"Those who ignore the past are doomed to repeat it," warned philosopher George Santayana. Ford, are you listening?
Ford Motor Company decided it needed another car line to compete against General Motors and in the spring of 1957, they began what was thought to be a highly successful ad campaign, "The Edsel is Coming”. But nobody could see this mystery car, just a glimpse of a hood ornament. Anyone involved with the Edsel was sworn to secrecy not to leak a word about what was being claimed to be a radically new and innovative motor car.
Dealers were required to store the Edsel undercover and would be fined or lose their franchise if they showed the cars before the release date. All the hype brought a curious public in record numbers to see its unveiling on “E-day” September 4, 1957. And then they left without buying.

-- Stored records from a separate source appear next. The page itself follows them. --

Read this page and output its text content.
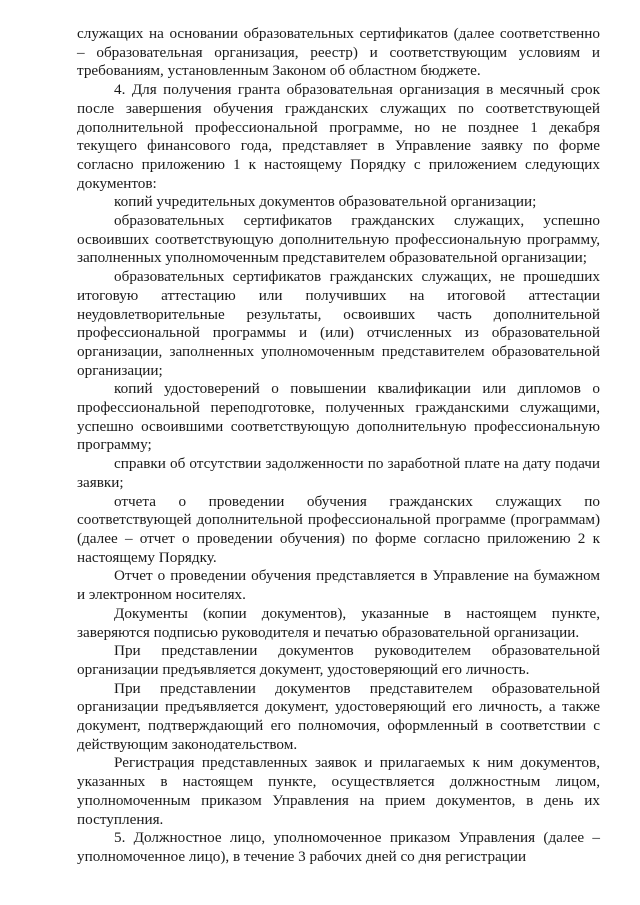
служащих на основании образовательных сертификатов (далее соответственно – образовательная организация, реестр) и соответствующим условиям и требованиям, установленным Законом об областном бюджете.

4. Для получения гранта образовательная организация в месячный срок после завершения обучения гражданских служащих по соответствующей дополнительной профессиональной программе, но не позднее 1 декабря текущего финансового года, представляет в Управление заявку по форме согласно приложению 1 к настоящему Порядку с приложением следующих документов:

копий учредительных документов образовательной организации;

образовательных сертификатов гражданских служащих, успешно освоивших соответствующую дополнительную профессиональную программу, заполненных уполномоченным представителем образовательной организации;

образовательных сертификатов гражданских служащих, не прошедших итоговую аттестацию или получивших на итоговой аттестации неудовлетворительные результаты, освоивших часть дополнительной профессиональной программы и (или) отчисленных из образовательной организации, заполненных уполномоченным представителем образовательной организации;

копий удостоверений о повышении квалификации или дипломов о профессиональной переподготовке, полученных гражданскими служащими, успешно освоившими соответствующую дополнительную профессиональную программу;

справки об отсутствии задолженности по заработной плате на дату подачи заявки;

отчета о проведении обучения гражданских служащих по соответствующей дополнительной профессиональной программе (программам) (далее – отчет о проведении обучения) по форме согласно приложению 2 к настоящему Порядку.

Отчет о проведении обучения представляется в Управление на бумажном и электронном носителях.

Документы (копии документов), указанные в настоящем пункте, заверяются подписью руководителя и печатью образовательной организации.

При представлении документов руководителем образовательной организации предъявляется документ, удостоверяющий его личность.

При представлении документов представителем образовательной организации предъявляется документ, удостоверяющий его личность, а также документ, подтверждающий его полномочия, оформленный в соответствии с действующим законодательством.

Регистрация представленных заявок и прилагаемых к ним документов, указанных в настоящем пункте, осуществляется должностным лицом, уполномоченным приказом Управления на прием документов, в день их поступления.

5. Должностное лицо, уполномоченное приказом Управления (далее – уполномоченное лицо), в течение 3 рабочих дней со дня регистрации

Car buyers didn’t purchase the Edsel because it was a bad car, it was just that it didn’t live up to the expectations that the company created in the prior months. This was their first failure.
The Edsel actually had some great innovations for its time such as a "rolling dome" speedometer and its “Teletouch” transmission shifting system in the center of the steering wheel. Other design innovations included ergonomically designed controls for the driver and self-adjusting brakes.
In addition to the car not living up to the marketing hype, the United States was in a recession and Edsel offered its most expensive models first while other car makers were discounting last years models. This was their second failure.
And for those who did buy an Edsel found that the car was plagued with shoddy workmanship. Many of the vehicles that showed up at the dealer showroom had notes attached to the steering wheel listing the parts not installed.
Ford launched the Edsel as a brand-new division, but they didn’t give the car line its own manufacturing facility. Edsel relied on Ford to produce their cars and Ford workers resented assembling "someone else's" vehicle and took little pride in their work. Not having a dedicated work force to build their cars was Edsel’s third and biggest failure.
The Edsel’s quality control issues were compounded by Ford’s mechanics and their unfamiliarity with the car’s state-of-the-art technology. The biggest problem was its automatic “Tele-touch” transmission, whereby the driver selected the gears by pushing buttons on the center of the steering wheel. It was a complicated system that the mechanics didn’t know how to fix – failure number four.
With Ford wanting Edsel to be a separate division, they made sure there was nothing that tied this car line to Ford. The word Ford couldn’t be found anywhere on the car. That was failure number five because without an established customer base, like Ford, it’s no surprise Edsel sold only 64,000 units in its first year.
One thing that comes to our mind about what might have been the proverbial “straw that broke the camel’s back” is the car’s name. Yes, it was named after the first child of Ford’s founder Henry and his wife Clara, Edsel Bryant, but it’s just not a name that rolls off the tongue easily.
Frankly we love the look of the Edsel and feel that in a different economy, with a good support system, and an honest marketing plan, the Edsel would still be with us today rather than only lasting three years in production.
So we will say again, Ford, GM and Chrysler "those who ignore the past are doomed to repeat it.”